Thank you for your cooperation, we will only be able to get through this period together!
## Attendance
Attendance is not mandatory, but we highly recommend everyone to attend all lectures and the Thursday practicals. In our experience, students who actively participate tend to pass the course, whereas those who do not tend to drop out or fail. The lectures and practicals ‘build’ on each other, so in the unfortunate event that you have to miss either one, please make sure you have caught up with the materials before the next session. The practicals on Monday are for troubleshooting -- to be sure that everyone can keeps up with the course -- and they are no substitute for the Thursday practicals.
## Literature
All literature is available on the Internet, as long as you are within the UU-domain. See the course site on Blackboard for direct links to all following articles. For some articles, we are not allowed to post direct URLs. Searching through either [Google Scholar](www.scholar.google.com) or the [University Library](www.ubu.uu.nl) will work wonders.
## Reading questions
Along with every article, we will provide reading questions. You will not be graded on the reading questions, but it is important to prepare the reading questions before every lecture. The purpose of the reading questions is as follows:
- to provide relevant background knowledge for the lecture;
- to explain the key terms and concepts;
- to be aware of important publications that shaped the field;
- to help you to prepare for the exam; it is not necessary to learn the answers to the reading questions by heart, but the reading questions will help you extract the relevant insights from the literature.

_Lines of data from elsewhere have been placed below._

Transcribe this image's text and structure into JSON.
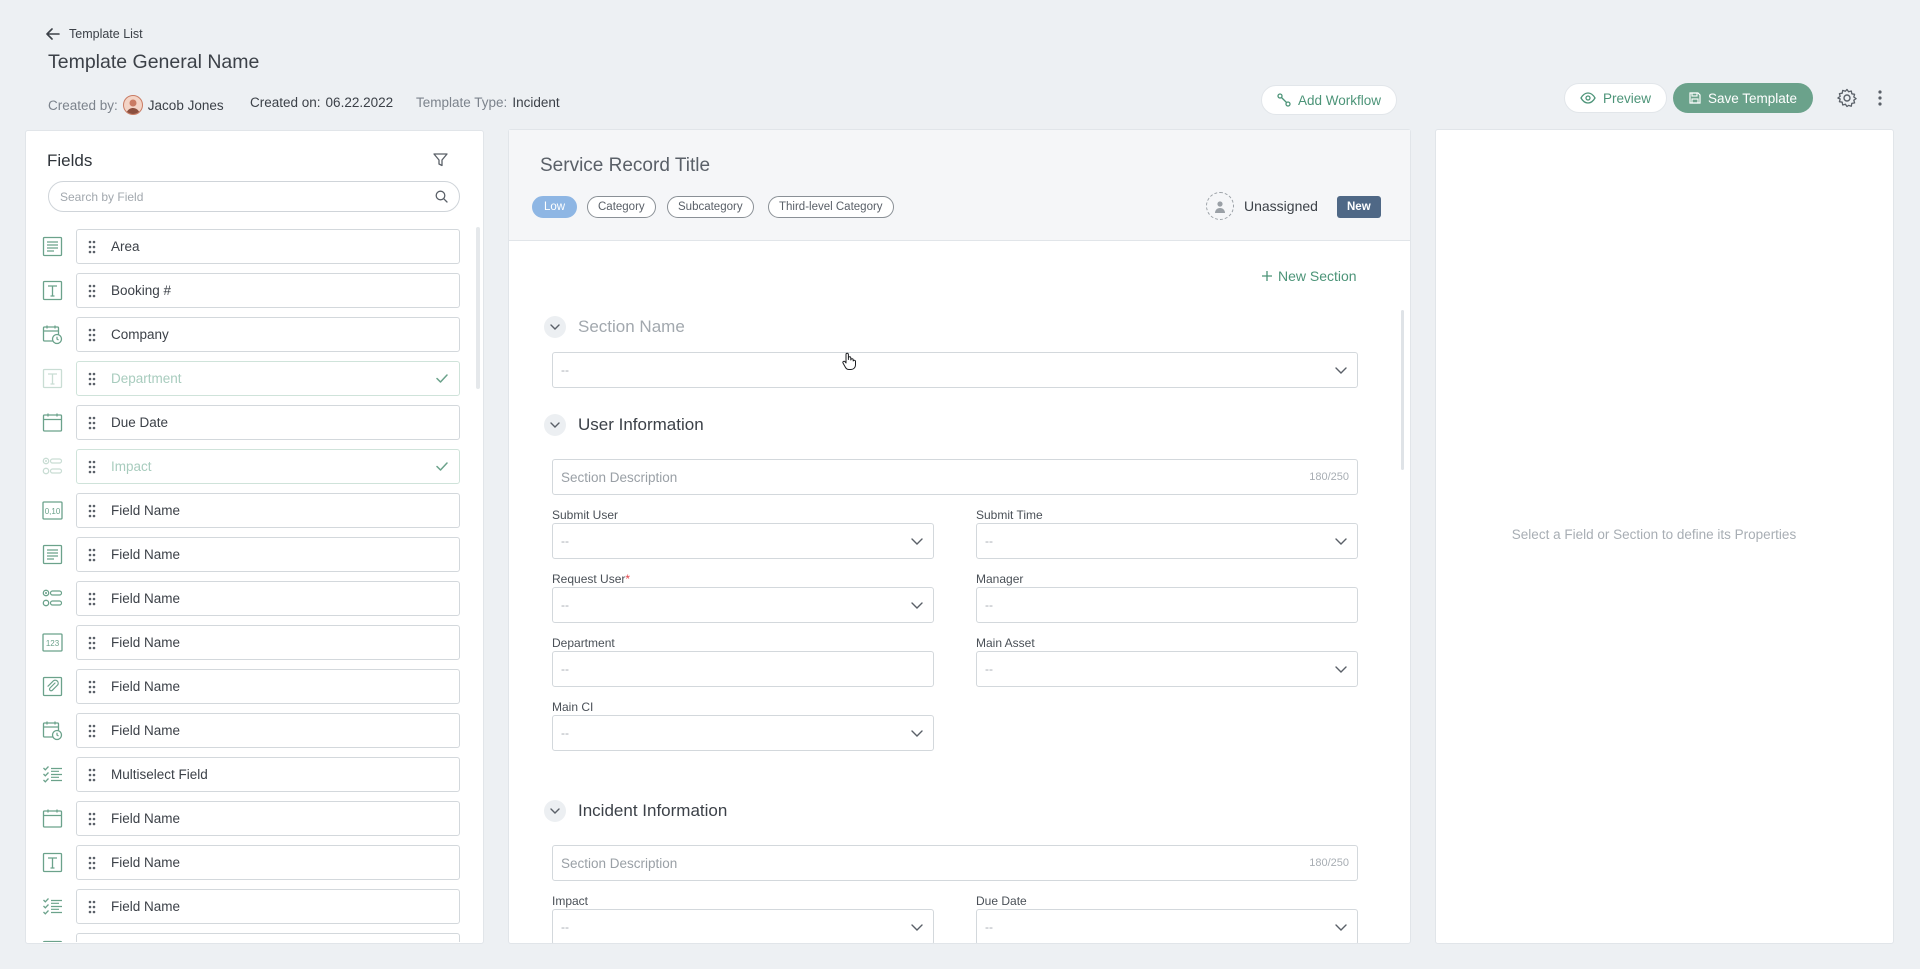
{
  "header": {
    "back_label": "Template List",
    "title": "Template General Name",
    "created_by_label": "Created by:",
    "created_by_name": "Jacob Jones",
    "created_on_label": "Created on:",
    "created_on_value": "06.22.2022",
    "template_type_label": "Template Type:",
    "template_type_value": "Incident",
    "add_workflow_label": "Add Workflow",
    "preview_label": "Preview",
    "save_label": "Save Template"
  },
  "fields_panel": {
    "title": "Fields",
    "search_placeholder": "Search by Field",
    "items": [
      {
        "label": "Area",
        "icon": "textarea-icon",
        "used": false
      },
      {
        "label": "Booking #",
        "icon": "text-field-icon",
        "used": false
      },
      {
        "label": "Company",
        "icon": "datetime-icon",
        "used": false
      },
      {
        "label": "Department",
        "icon": "text-field-icon",
        "used": true
      },
      {
        "label": "Due Date",
        "icon": "calendar-icon",
        "used": false
      },
      {
        "label": "Impact",
        "icon": "radio-list-icon",
        "used": true
      },
      {
        "label": "Field Name",
        "icon": "decimal-icon",
        "used": false
      },
      {
        "label": "Field Name",
        "icon": "textarea-icon",
        "used": false
      },
      {
        "label": "Field Name",
        "icon": "radio-list-icon",
        "used": false
      },
      {
        "label": "Field Name",
        "icon": "number-icon",
        "used": false
      },
      {
        "label": "Field Name",
        "icon": "attachment-icon",
        "used": false
      },
      {
        "label": "Field Name",
        "icon": "datetime-icon",
        "used": false
      },
      {
        "label": "Multiselect Field",
        "icon": "checklist-icon",
        "used": false
      },
      {
        "label": "Field Name",
        "icon": "calendar-icon",
        "used": false
      },
      {
        "label": "Field Name",
        "icon": "text-field-icon",
        "used": false
      },
      {
        "label": "Field Name",
        "icon": "checklist-icon",
        "used": false
      }
    ]
  },
  "record": {
    "title": "Service Record Title",
    "chips": [
      "Low",
      "Category",
      "Subcategory",
      "Third-level Category"
    ],
    "assignee": "Unassigned",
    "status": "New",
    "new_section_label": "New Section"
  },
  "sections": {
    "section_name": {
      "title": "Section Name",
      "select_value": "--"
    },
    "user_info": {
      "title": "User Information",
      "desc_placeholder": "Section Description",
      "desc_count": "180/250",
      "submit_user": {
        "label": "Submit User",
        "value": "--"
      },
      "submit_time": {
        "label": "Submit Time",
        "value": "--"
      },
      "request_user": {
        "label": "Request User",
        "required": "*",
        "value": "--"
      },
      "manager": {
        "label": "Manager",
        "value": "--"
      },
      "department": {
        "label": "Department",
        "value": "--"
      },
      "main_asset": {
        "label": "Main Asset",
        "value": "--"
      },
      "main_ci": {
        "label": "Main CI",
        "value": "--"
      }
    },
    "incident_info": {
      "title": "Incident Information",
      "desc_placeholder": "Section Description",
      "desc_count": "180/250",
      "impact": {
        "label": "Impact",
        "value": "--"
      },
      "due_date": {
        "label": "Due Date",
        "value": "--"
      }
    }
  },
  "properties_panel": {
    "empty_message": "Select a Field or Section to define its Properties"
  },
  "colors": {
    "accent_green": "#6ba28b",
    "low_chip": "#8eb6e4",
    "status_new": "#4f6886",
    "background": "#edf0f3"
  }
}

- We will post standard answers to the reading questions online before the exam, but their most valuable role is to guide your understanding during the course, not while preparing the exam.
## Preparations
Before every meeting you need to do the assigned homework (see detailed program).
We assume you have basic knowledge about multivariate statistics before entering this course. You do not need any prior experience working with R. If you feel unsure about your knowledge about statistics, and in particular ANOVA and multiple regression analysis, please e-mail the course coordinator. If you wish to refresh your knowledge, we recommend the chapters on ANOVA, multiple regression and Exploratory Factor Analysis from Field’s Discovering Statistics using R. London; Sage. Read the chapters on ‘multiple regression’ and ‘exploratory factor analysis’ if you want to prepare for the first meeting. If you do not have this book, many other statistics textbooks usually discuss these topics equally well. You do not need to buy any book for this course.